Copper in the Arts

August 2021

Richard Hunt: Returning to His Roots

By Lisa Scheid

Richard_Hunt.jpegRichard Hunt in his studio with the sculpture Scholar’s
Rock or Stone of Hope or Love of Bronze (
2014–2020).
Photograph courtesy of Richard Hunt.

Chicago-based artist Richard Hunt, an abstract innovator, is considered one of the most important African American bronze sculptors of the 20th century. 

This year, Hunt, 85, has returned home to his south side roots with a heartfelt homage to the medium that inspires him in an exhibition at the Art Institute of Chicago. 

A Scholar’s Rock or Stone of Love or Love of Bronze exhibition features a massive bronze of the same title, two large-scale stainless steel sculptures and several smaller bronzes, all completed in the last two decades.

The Institute describes Hunt’s practice over the last six years as engaging “a durational approach of continually adding, removing, and reshaping the work, investigating the meaning of bronze both in relation to its mythological and material attributes, as well as its inherent transformative possibilities.”

Hunt draws inspiration from the medium, reusing scraps and found metal. He responds to the needs of the material in what he refers to as “an ongoing process of things getting built and grown.”

Intuitive but not random, Hunt works with Corten steel, bronze, copper, brass – and all kinds of scrap.  The results are a form of improvisation, an unfolding dialogue, he says, “between me, the technique, and the material.”

“It’s dynamic and it’s three-dimensional,” Hunt told WTTW on the occasion of the unveiling of his latest work, a monument to pioneering journalist Ida B. Wells. “That is to say, you know, you can have a painting or a mural or something on a wall, and that’s something that you look at that doesn’t change, but if you have a sculpture somewhere, you look at it from here, you look at it from there, you look at it from another side. It reveals itself in different ways.”

In a published conversation with Institute curator Jordan Carter, Hunt talked about the bronze sculpture that lends the title to the exhibition.

It may be the longest title of piece he’s ever had and reflects what was going through his mind at the time, he said.
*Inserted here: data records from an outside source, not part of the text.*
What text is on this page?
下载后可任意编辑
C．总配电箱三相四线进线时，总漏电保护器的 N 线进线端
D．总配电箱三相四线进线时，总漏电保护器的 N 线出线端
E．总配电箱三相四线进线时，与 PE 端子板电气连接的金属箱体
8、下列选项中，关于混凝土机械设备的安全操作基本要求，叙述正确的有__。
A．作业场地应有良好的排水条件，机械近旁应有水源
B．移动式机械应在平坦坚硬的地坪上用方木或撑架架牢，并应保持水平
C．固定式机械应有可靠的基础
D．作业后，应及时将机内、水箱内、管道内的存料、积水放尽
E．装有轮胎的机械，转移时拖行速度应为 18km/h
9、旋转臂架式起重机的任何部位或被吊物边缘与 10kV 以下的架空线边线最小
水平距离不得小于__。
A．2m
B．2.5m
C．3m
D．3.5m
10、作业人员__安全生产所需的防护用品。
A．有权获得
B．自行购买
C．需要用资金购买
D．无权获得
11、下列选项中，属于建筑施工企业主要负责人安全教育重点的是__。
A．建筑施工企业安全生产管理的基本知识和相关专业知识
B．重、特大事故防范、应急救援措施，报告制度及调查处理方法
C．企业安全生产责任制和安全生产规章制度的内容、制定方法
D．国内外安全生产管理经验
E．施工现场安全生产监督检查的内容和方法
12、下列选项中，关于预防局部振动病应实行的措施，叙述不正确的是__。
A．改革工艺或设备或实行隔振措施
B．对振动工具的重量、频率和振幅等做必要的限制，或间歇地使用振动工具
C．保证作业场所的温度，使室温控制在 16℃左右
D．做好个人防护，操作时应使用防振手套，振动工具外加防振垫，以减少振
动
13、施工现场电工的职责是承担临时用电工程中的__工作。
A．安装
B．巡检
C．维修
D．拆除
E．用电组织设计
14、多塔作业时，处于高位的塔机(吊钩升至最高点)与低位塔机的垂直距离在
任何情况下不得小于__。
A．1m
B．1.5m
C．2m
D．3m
He had been getting sheets of bronze from Revere Copper & Brass for many years.

“But at that point in time, six years ago, I got word that Revere was not going to roll any more sheets of bronze,” he shared with Carter. “ So I got this material that, unlike the sheet, is material that would get caught up in the rolling process—what they call drops, or scraps. So the Love of Bronze is something that came to mind because on one of those crumpled pieces of metal that I got, the person at Revere had written, ‘Love you, 655.’ Now 655 is a number for the different alloys of bronze. Because you can say ‘bronze,’ but there’s bronze that has more tin or zinc, some more copper, et cetera.” 

Hunt also drew on his recent visit to China where he had seen gardens with scholar’s rocks. 
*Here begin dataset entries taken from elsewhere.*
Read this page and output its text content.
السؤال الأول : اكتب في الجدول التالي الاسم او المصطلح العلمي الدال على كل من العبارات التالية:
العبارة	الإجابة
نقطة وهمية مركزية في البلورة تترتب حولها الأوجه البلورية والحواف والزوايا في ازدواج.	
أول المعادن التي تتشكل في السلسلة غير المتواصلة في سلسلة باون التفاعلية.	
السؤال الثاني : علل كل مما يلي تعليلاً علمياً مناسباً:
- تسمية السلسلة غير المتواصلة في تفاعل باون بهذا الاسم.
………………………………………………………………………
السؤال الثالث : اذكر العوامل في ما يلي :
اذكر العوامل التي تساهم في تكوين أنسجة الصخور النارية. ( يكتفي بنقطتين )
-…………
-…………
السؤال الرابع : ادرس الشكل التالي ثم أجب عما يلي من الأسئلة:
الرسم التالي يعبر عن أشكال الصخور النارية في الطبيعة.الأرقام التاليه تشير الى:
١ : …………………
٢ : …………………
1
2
“Stone of Hope” refers to the Martin Luther King Memorial in Washington. 

Hunt’s return home exhibition pays homage to his hometown and that Art Institute of Chicago where he got his start. 

He began drawing as a child and enrolled in a summer program at the Institute’s Junior School. It’s also the place where he received his initial training in sculpture under Nelli Bar. By 1950 Hunt had set up a studio in his bedroom, and began to model in clay. 

He graduated from the School of the Art Institute in 1957, and in 1958 his work Hero Construction was acquired by the museum. 

Hunt’s more than 150 public sculptures can be found all over the world. Working out of a repurposed Chicago Railway Systems electrical substation built in 1909, he has space to be able to continuously create both towering sculptures and more intimate constructions. 

Richard Hunt’s work is on display in the modern wing of the Art Institute of Chicago until Sept. 20. Hunt’s sculptures from the 1970s and his maquettes for public sculptures accompany the terrace installation beginning Sept. 26 in Gallery 288 of the Modern Wing.